On Mar 23, 2022, at 10:04 AM, Petr Menšík <pemen...@redhat.com> wrote:
>>> I work in Red Hat on DNS related products. We were analysing impact on
>>> disabling algorithm RSASHA1.
>> The impact is clear: you will cause many validly-signed zones to be 
>> considered unsigned.
> I am aware this would be the result. It were done in very similar manner
> with RSAMD5.

RSAMD5 has a very different status in RFC 8624 than RSASHA1 does.

> It is questionable anyway how secure it is, when its
> operator does not follow up-to-date recommendation.

If Red Hat believes that it can make that kind of judgement for its customers, 
that's fine, but you should make your customers aware of the implications of 
that decision: validly-signed zones will be treated as unsigned by Red Hat 
software. Your customers can then decide if they want to keep using that 
software from you, or switch to another vendor.

> We are preparing RHEL 9 and we still have SHA-1 for DNS(SEC) as
> exception.

What does "as exception" mean here?

> But we think it would happen when it would be under support.
> Thank you for exact reference, it may be used in our internal discussion.

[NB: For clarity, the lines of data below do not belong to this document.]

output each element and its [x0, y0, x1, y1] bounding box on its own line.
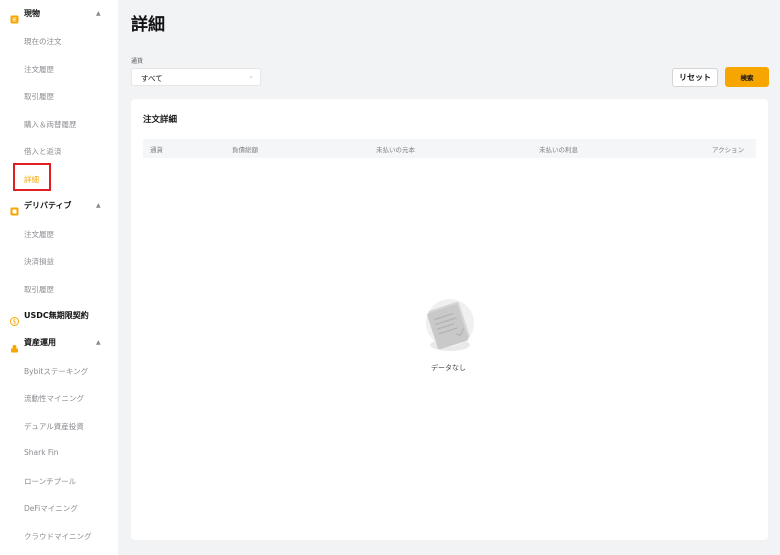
- sidebar-item-shark-fin[interactable]: Shark Fin: [24, 448, 59, 457]
- usdc-icon: $: [10, 311, 19, 326]
- search-button[interactable]: 検索: [725, 67, 769, 87]
- spot-coin-icon: [10, 9, 19, 23]
- empty-state-text: データなし: [431, 364, 466, 372]
- sidebar-section-label: USDC無期限契約: [24, 310, 89, 320]
- svg-text:$: $: [13, 318, 17, 325]
- sidebar-section-label: デリバティブ: [24, 200, 72, 210]
- sidebar-item-purchase-history[interactable]: 購入＆両替履歴: [24, 119, 77, 130]
- sidebar-item-liquidity-mining[interactable]: 流動性マイニング: [24, 393, 84, 404]
- chevron-up-icon: ▲: [96, 201, 101, 209]
- column-header-total-debt: 負債総額: [232, 146, 258, 154]
- sidebar-section-label: 現物: [24, 8, 40, 18]
- table-header: 通貨 負債総額 未払いの元本 未払いの利息 アクション: [143, 139, 756, 158]
- currency-label: 通貨: [131, 58, 144, 65]
- sidebar-section-derivatives[interactable]: デリバティブ ▲: [0, 193, 118, 217]
- no-data-icon: [421, 297, 479, 357]
- sidebar-section-usdc[interactable]: $ USDC無期限契約: [0, 303, 118, 327]
- sidebar-item-trade-history[interactable]: 取引履歴: [24, 91, 54, 102]
- sidebar-item-closed-pnl[interactable]: 決済損益: [24, 256, 54, 267]
- column-header-unpaid-principal: 未払いの元本: [376, 146, 415, 154]
- currency-select-value: すべて: [141, 74, 163, 83]
- asset-management-icon: [10, 338, 19, 352]
- derivatives-icon: [10, 201, 19, 215]
- sidebar-section-spot[interactable]: 現物 ▲: [0, 1, 118, 25]
- order-details-card: 注文詳細 通貨 負債総額 未払いの元本 未払いの利息 アクション データなし: [131, 99, 768, 540]
- sidebar-item-deriv-trade-history[interactable]: 取引履歴: [24, 284, 54, 295]
- sidebar-item-dual-asset[interactable]: デュアル資産投資: [24, 421, 84, 432]
- sidebar-item-order-history[interactable]: 注文履歴: [24, 64, 54, 75]
- column-header-unpaid-interest: 未払いの利息: [539, 146, 578, 154]
- sidebar-item-deriv-order-history[interactable]: 注文履歴: [24, 229, 54, 240]
- reset-button[interactable]: リセット: [672, 68, 718, 87]
- chevron-down-icon: ⌄: [248, 72, 254, 80]
- sidebar-item-current-orders[interactable]: 現在の注文: [24, 36, 62, 47]
- sidebar-section-label: 資産運用: [24, 337, 56, 347]
- card-title: 注文詳細: [143, 115, 178, 125]
- sidebar-item-defi-mining[interactable]: DeFiマイニング: [24, 503, 78, 514]
- chevron-up-icon: ▲: [96, 9, 101, 17]
- chevron-up-icon: ▲: [96, 338, 101, 346]
- sidebar-item-staking[interactable]: Bybitステーキング: [24, 366, 88, 377]
- currency-select[interactable]: すべて ⌄: [131, 68, 261, 86]
- highlight-box: [13, 163, 51, 191]
- sidebar: 現物 ▲ 現在の注文 注文履歴 取引履歴 購入＆両替履歴 借入と返済 詳細 デリ…: [0, 0, 118, 555]
- sidebar-item-launchpool[interactable]: ローンチプール: [24, 476, 76, 487]
- sidebar-item-cloud-mining[interactable]: クラウドマイニング: [24, 531, 92, 542]
- column-header-currency: 通貨: [150, 146, 163, 154]
- sidebar-item-borrow-repay[interactable]: 借入と返済: [24, 146, 62, 157]
- page-title: 詳細: [131, 15, 165, 35]
- column-header-action: アクション: [712, 146, 745, 154]
- sidebar-section-asset-management[interactable]: 資産運用 ▲: [0, 330, 118, 354]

Certainly. Anyone making such decisions should be reading the relevant RFCs 
carefully.

> While it might not be required yet, it should be ready when that
> happens. Is there expected timeline for that yet?

No. Everything that is known about the state of the recommendations is in the 
RFC itself.

> Any required changes,
> which may change validation to SHOULD or MAY?

Those are possibilities, as is leaving it a MUST.

> Is it just about DNSSEC
> algorithms used on top level domains?

No. RFC 8624 does not differentiate between levels in the DNS hierarchy. 

> Server configuration already makes
> it possible to disable any algorithm, including RSASHA1. It must
> implement it and it would. Question here is only whether it would be
> disabled in default configuration or not.

Given that RFC 8624 says that validation is "MUST", I think that answers it for 
you.

> We are not considering disabling its support at build time, it would be
> always possible to enable later.

That sounds fine, as long as your customers understand when you are making 
choices to deviate from the Internet standards they expect you to be following.